Sulfur Dioxide Monitoring Aligned with New National Standards
By Wendy Osher
The state Department of Health has revised its sulfur dioxide advisory levels. The revisions were made to align state monitoring with new national standards and to better protect people with asthma.
Sulfur dioxide levels in Hawaii increase when gas is emitted from the Kilauea volcano. The emissions are an irritant to those with asthma and other respiratory ailments.
The public can obtain near-time information on SO2 levels online at http://www.hiso2index.info/. Monitoring is conducted in Pahala, Ocean View, Hilo, Mountain View, Puna, and Kona on the Big Island. The effect of sulfur dioxide on communities varies widely depending on wind and weather conditions.

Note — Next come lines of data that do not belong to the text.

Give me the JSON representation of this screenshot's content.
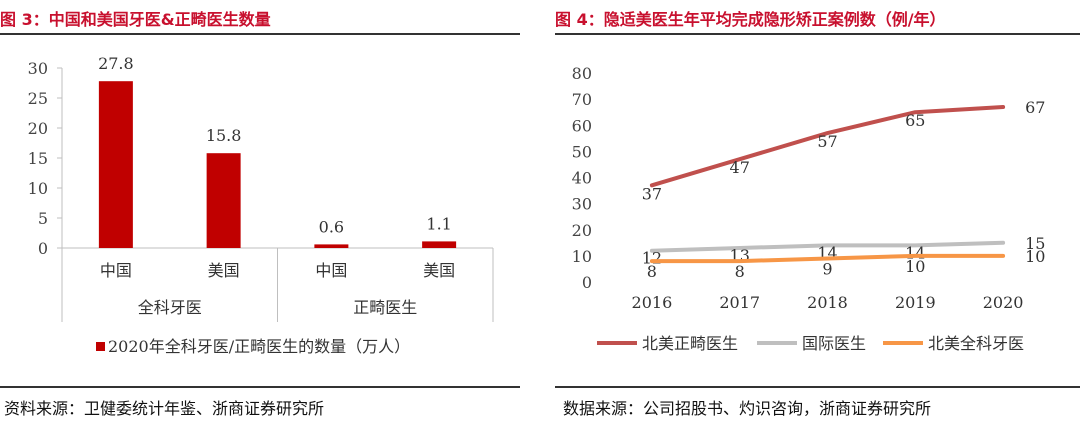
{
  "left": {
    "figure_title": "图 3：中国和美国牙医&正畸医生数量",
    "source": "资料来源：卫健委统计年鉴、浙商证券研究所",
    "chart_data": {
      "type": "bar",
      "y_ticks": [
        "0",
        "5",
        "10",
        "15",
        "20",
        "25",
        "30"
      ],
      "ylim": [
        0,
        30
      ],
      "categories": [
        "中国",
        "美国",
        "中国",
        "美国"
      ],
      "groups": [
        {
          "label": "全科牙医",
          "categories": [
            "中国",
            "美国"
          ]
        },
        {
          "label": "正畸医生",
          "categories": [
            "中国",
            "美国"
          ]
        }
      ],
      "series": [
        {
          "name": "2020年全科牙医/正畸医生的数量（万人）",
          "values": [
            27.8,
            15.8,
            0.6,
            1.1
          ],
          "labels": [
            "27.8",
            "15.8",
            "0.6",
            "1.1"
          ],
          "color": "#c00000"
        }
      ],
      "legend_position": "bottom",
      "grid": false
    }
  },
  "right": {
    "figure_title": "图 4：隐适美医生年平均完成隐形矫正案例数（例/年）",
    "source": "数据来源：公司招股书、灼识咨询，浙商证券研究所",
    "chart_data": {
      "type": "line",
      "x": [
        "2016",
        "2017",
        "2018",
        "2019",
        "2020"
      ],
      "y_ticks": [
        "0",
        "10",
        "20",
        "30",
        "40",
        "50",
        "60",
        "70",
        "80"
      ],
      "ylim": [
        0,
        80
      ],
      "series": [
        {
          "name": "北美正畸医生",
          "values": [
            37,
            47,
            57,
            65,
            67
          ],
          "labels": [
            "37",
            "47",
            "57",
            "65",
            "67"
          ],
          "color": "#c0504d"
        },
        {
          "name": "国际医生",
          "values": [
            12,
            13,
            14,
            14,
            15
          ],
          "labels": [
            "12",
            "13",
            "14",
            "14",
            "15"
          ],
          "color": "#bfbfbf"
        },
        {
          "name": "北美全科牙医",
          "values": [
            8,
            8,
            9,
            10,
            10
          ],
          "labels": [
            "8",
            "8",
            "9",
            "10",
            "10"
          ],
          "color": "#f79646"
        }
      ],
      "legend_position": "bottom",
      "grid": false
    }
  }
}
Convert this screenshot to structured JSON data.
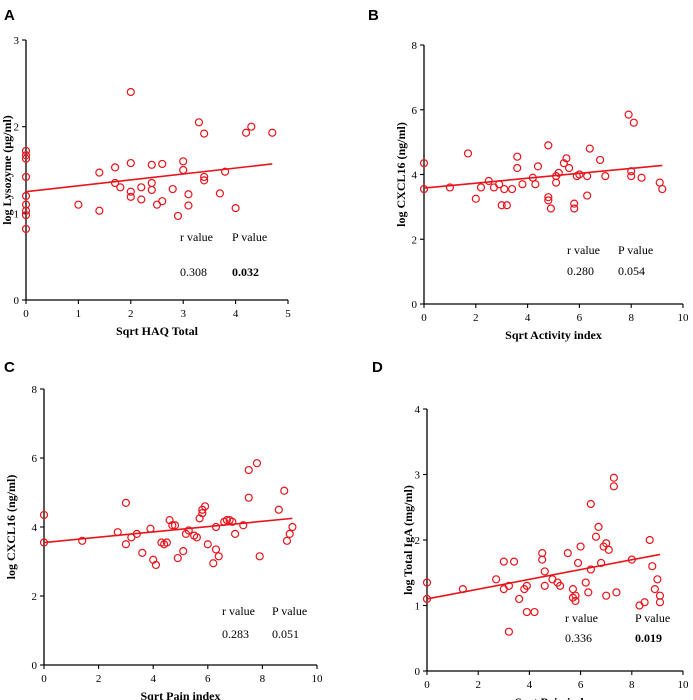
{
  "chart_data": [
    {
      "panel": "A",
      "type": "scatter",
      "xlabel": "Sqrt HAQ Total",
      "ylabel": "log Lysozyme (µg/ml)",
      "xlim": [
        0,
        5
      ],
      "ylim": [
        0,
        3
      ],
      "xticks": [
        0,
        1,
        2,
        3,
        4,
        5
      ],
      "yticks": [
        0,
        1,
        2,
        3
      ],
      "marker_color": "#e8141b",
      "line_color": "#e8141b",
      "fit": {
        "x": [
          0,
          4.7
        ],
        "y": [
          1.25,
          1.57
        ]
      },
      "stats": {
        "r_header": "r value",
        "p_header": "P value",
        "r": "0.308",
        "p": "0.032",
        "p_bold": true
      },
      "points": [
        [
          0,
          1.72
        ],
        [
          0,
          1.67
        ],
        [
          0,
          1.63
        ],
        [
          0,
          1.42
        ],
        [
          0,
          1.2
        ],
        [
          0,
          1.1
        ],
        [
          0,
          1.03
        ],
        [
          0,
          0.98
        ],
        [
          0,
          0.82
        ],
        [
          1.0,
          1.1
        ],
        [
          1.4,
          1.03
        ],
        [
          1.4,
          1.47
        ],
        [
          1.7,
          1.35
        ],
        [
          1.7,
          1.53
        ],
        [
          1.8,
          1.3
        ],
        [
          2.0,
          2.4
        ],
        [
          2.0,
          1.58
        ],
        [
          2.0,
          1.25
        ],
        [
          2.0,
          1.19
        ],
        [
          2.2,
          1.3
        ],
        [
          2.2,
          1.16
        ],
        [
          2.4,
          1.56
        ],
        [
          2.4,
          1.35
        ],
        [
          2.4,
          1.27
        ],
        [
          2.5,
          1.1
        ],
        [
          2.6,
          1.57
        ],
        [
          2.6,
          1.14
        ],
        [
          2.8,
          1.28
        ],
        [
          2.9,
          0.97
        ],
        [
          3.0,
          1.6
        ],
        [
          3.0,
          1.5
        ],
        [
          3.1,
          1.22
        ],
        [
          3.1,
          1.09
        ],
        [
          3.3,
          2.05
        ],
        [
          3.4,
          1.92
        ],
        [
          3.4,
          1.42
        ],
        [
          3.4,
          1.38
        ],
        [
          3.7,
          1.23
        ],
        [
          3.8,
          1.48
        ],
        [
          4.0,
          1.06
        ],
        [
          4.2,
          1.93
        ],
        [
          4.3,
          2.0
        ],
        [
          4.7,
          1.93
        ]
      ]
    },
    {
      "panel": "B",
      "type": "scatter",
      "xlabel": "Sqrt Activity index",
      "ylabel": "log CXCL16 (ng/ml)",
      "xlim": [
        0,
        10
      ],
      "ylim": [
        0,
        8
      ],
      "xticks": [
        0,
        2,
        4,
        6,
        8,
        10
      ],
      "yticks": [
        0,
        2,
        4,
        6,
        8
      ],
      "marker_color": "#e8141b",
      "line_color": "#e8141b",
      "fit": {
        "x": [
          0,
          9.2
        ],
        "y": [
          3.58,
          4.28
        ]
      },
      "stats": {
        "r_header": "r value",
        "p_header": "P value",
        "r": "0.280",
        "p": "0.054",
        "p_bold": false
      },
      "points": [
        [
          0,
          4.35
        ],
        [
          0,
          3.55
        ],
        [
          1.0,
          3.6
        ],
        [
          1.7,
          4.65
        ],
        [
          2.0,
          3.25
        ],
        [
          2.2,
          3.6
        ],
        [
          2.5,
          3.8
        ],
        [
          2.7,
          3.6
        ],
        [
          2.9,
          3.7
        ],
        [
          3.0,
          3.05
        ],
        [
          3.1,
          3.55
        ],
        [
          3.2,
          3.05
        ],
        [
          3.4,
          3.55
        ],
        [
          3.6,
          4.55
        ],
        [
          3.6,
          4.2
        ],
        [
          3.8,
          3.7
        ],
        [
          4.2,
          3.9
        ],
        [
          4.3,
          3.7
        ],
        [
          4.4,
          4.25
        ],
        [
          4.8,
          4.9
        ],
        [
          4.8,
          3.3
        ],
        [
          4.8,
          3.2
        ],
        [
          4.9,
          2.95
        ],
        [
          5.1,
          3.75
        ],
        [
          5.1,
          3.95
        ],
        [
          5.2,
          4.05
        ],
        [
          5.4,
          4.35
        ],
        [
          5.5,
          4.5
        ],
        [
          5.6,
          4.2
        ],
        [
          5.8,
          3.1
        ],
        [
          5.8,
          2.95
        ],
        [
          5.9,
          3.95
        ],
        [
          6.0,
          4.0
        ],
        [
          6.3,
          3.35
        ],
        [
          6.3,
          3.95
        ],
        [
          6.4,
          4.8
        ],
        [
          6.8,
          4.45
        ],
        [
          7.0,
          3.95
        ],
        [
          7.9,
          5.85
        ],
        [
          8.0,
          4.1
        ],
        [
          8.0,
          3.95
        ],
        [
          8.1,
          5.6
        ],
        [
          8.4,
          3.9
        ],
        [
          9.1,
          3.75
        ],
        [
          9.2,
          3.55
        ]
      ]
    },
    {
      "panel": "C",
      "type": "scatter",
      "xlabel": "Sqrt Pain index",
      "ylabel": "log CXCL16 (ng/ml)",
      "xlim": [
        0,
        10
      ],
      "ylim": [
        0,
        8
      ],
      "xticks": [
        0,
        2,
        4,
        6,
        8,
        10
      ],
      "yticks": [
        0,
        2,
        4,
        6,
        8
      ],
      "marker_color": "#e8141b",
      "line_color": "#e8141b",
      "fit": {
        "x": [
          0,
          9.1
        ],
        "y": [
          3.55,
          4.25
        ]
      },
      "stats": {
        "r_header": "r value",
        "p_header": "P value",
        "r": "0.283",
        "p": "0.051",
        "p_bold": false
      },
      "points": [
        [
          0,
          4.35
        ],
        [
          0,
          3.55
        ],
        [
          1.4,
          3.6
        ],
        [
          2.7,
          3.85
        ],
        [
          3.0,
          4.7
        ],
        [
          3.0,
          3.5
        ],
        [
          3.2,
          3.7
        ],
        [
          3.4,
          3.8
        ],
        [
          3.6,
          3.25
        ],
        [
          3.9,
          3.95
        ],
        [
          4.0,
          3.05
        ],
        [
          4.1,
          2.9
        ],
        [
          4.3,
          3.55
        ],
        [
          4.4,
          3.5
        ],
        [
          4.5,
          3.55
        ],
        [
          4.6,
          4.2
        ],
        [
          4.7,
          4.05
        ],
        [
          4.8,
          4.05
        ],
        [
          4.9,
          3.1
        ],
        [
          5.1,
          3.3
        ],
        [
          5.2,
          3.8
        ],
        [
          5.3,
          3.9
        ],
        [
          5.5,
          3.75
        ],
        [
          5.6,
          3.7
        ],
        [
          5.7,
          4.25
        ],
        [
          5.8,
          4.5
        ],
        [
          5.8,
          4.4
        ],
        [
          5.9,
          4.6
        ],
        [
          6.0,
          3.5
        ],
        [
          6.2,
          2.95
        ],
        [
          6.3,
          3.35
        ],
        [
          6.3,
          4.0
        ],
        [
          6.4,
          3.15
        ],
        [
          6.6,
          4.15
        ],
        [
          6.7,
          4.2
        ],
        [
          6.8,
          4.2
        ],
        [
          6.9,
          4.15
        ],
        [
          7.0,
          3.8
        ],
        [
          7.3,
          4.05
        ],
        [
          7.5,
          4.85
        ],
        [
          7.5,
          5.65
        ],
        [
          7.8,
          5.85
        ],
        [
          7.9,
          3.15
        ],
        [
          8.6,
          4.5
        ],
        [
          8.8,
          5.05
        ],
        [
          8.9,
          3.6
        ],
        [
          9.0,
          3.8
        ],
        [
          9.1,
          4.0
        ]
      ]
    },
    {
      "panel": "D",
      "type": "scatter",
      "xlabel": "Sqrt Pain index",
      "ylabel": "log Total IgA (mg/ml)",
      "xlim": [
        0,
        10
      ],
      "ylim": [
        0,
        4
      ],
      "xticks": [
        0,
        2,
        4,
        6,
        8,
        10
      ],
      "yticks": [
        0,
        1,
        2,
        3,
        4
      ],
      "marker_color": "#e8141b",
      "line_color": "#e8141b",
      "fit": {
        "x": [
          0,
          9.1
        ],
        "y": [
          1.1,
          1.78
        ]
      },
      "stats": {
        "r_header": "r value",
        "p_header": "P value",
        "r": "0.336",
        "p": "0.019",
        "p_bold": true
      },
      "points": [
        [
          0,
          1.35
        ],
        [
          0,
          1.1
        ],
        [
          1.4,
          1.25
        ],
        [
          2.7,
          1.4
        ],
        [
          3.0,
          1.67
        ],
        [
          3.0,
          1.25
        ],
        [
          3.2,
          1.3
        ],
        [
          3.2,
          0.6
        ],
        [
          3.4,
          1.67
        ],
        [
          3.6,
          1.1
        ],
        [
          3.8,
          1.25
        ],
        [
          3.9,
          1.3
        ],
        [
          3.9,
          0.9
        ],
        [
          4.2,
          0.9
        ],
        [
          4.5,
          1.8
        ],
        [
          4.5,
          1.7
        ],
        [
          4.6,
          1.3
        ],
        [
          4.6,
          1.52
        ],
        [
          4.9,
          1.4
        ],
        [
          5.1,
          1.35
        ],
        [
          5.2,
          1.3
        ],
        [
          5.5,
          1.8
        ],
        [
          5.7,
          1.25
        ],
        [
          5.7,
          1.12
        ],
        [
          5.8,
          1.07
        ],
        [
          5.8,
          1.15
        ],
        [
          5.9,
          1.65
        ],
        [
          6.0,
          1.9
        ],
        [
          6.2,
          1.35
        ],
        [
          6.3,
          1.2
        ],
        [
          6.4,
          1.55
        ],
        [
          6.4,
          2.55
        ],
        [
          6.6,
          2.05
        ],
        [
          6.7,
          2.2
        ],
        [
          6.8,
          1.65
        ],
        [
          6.9,
          1.9
        ],
        [
          7.0,
          1.95
        ],
        [
          7.0,
          1.15
        ],
        [
          7.1,
          1.85
        ],
        [
          7.3,
          2.95
        ],
        [
          7.3,
          2.82
        ],
        [
          7.4,
          1.2
        ],
        [
          8.0,
          1.7
        ],
        [
          8.3,
          1.0
        ],
        [
          8.5,
          1.05
        ],
        [
          8.7,
          2.0
        ],
        [
          8.8,
          1.6
        ],
        [
          8.9,
          1.25
        ],
        [
          9.0,
          1.4
        ],
        [
          9.1,
          1.15
        ],
        [
          9.1,
          1.05
        ]
      ]
    }
  ]
}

The Environmental Protection Agency’s new 1-hour sulfur dioxide (SO2) standard is 75 ppb. Hawaii’s color-coded monitoring system was developed in 2008 to make it easier for people to understand quickly whether sulfur dioxide is reaching unhealthy levels in their communities. The six colors correspond to different levels of health concern ranging from “good” to “hazardous”. Based on updated health effects and information from the EPA, the DOH is revising the SO2 advisory levels for the Green-“Good,” Yellow –“Moderate” and Orange-“Unhealthy for Sensitive Individuals.”
“We still caution the public to rely on how they personally respond to SO2 in the air and not just on the DOH air monitors to make decisions,” said Gary Gill, Deputy Director for Environmental Health.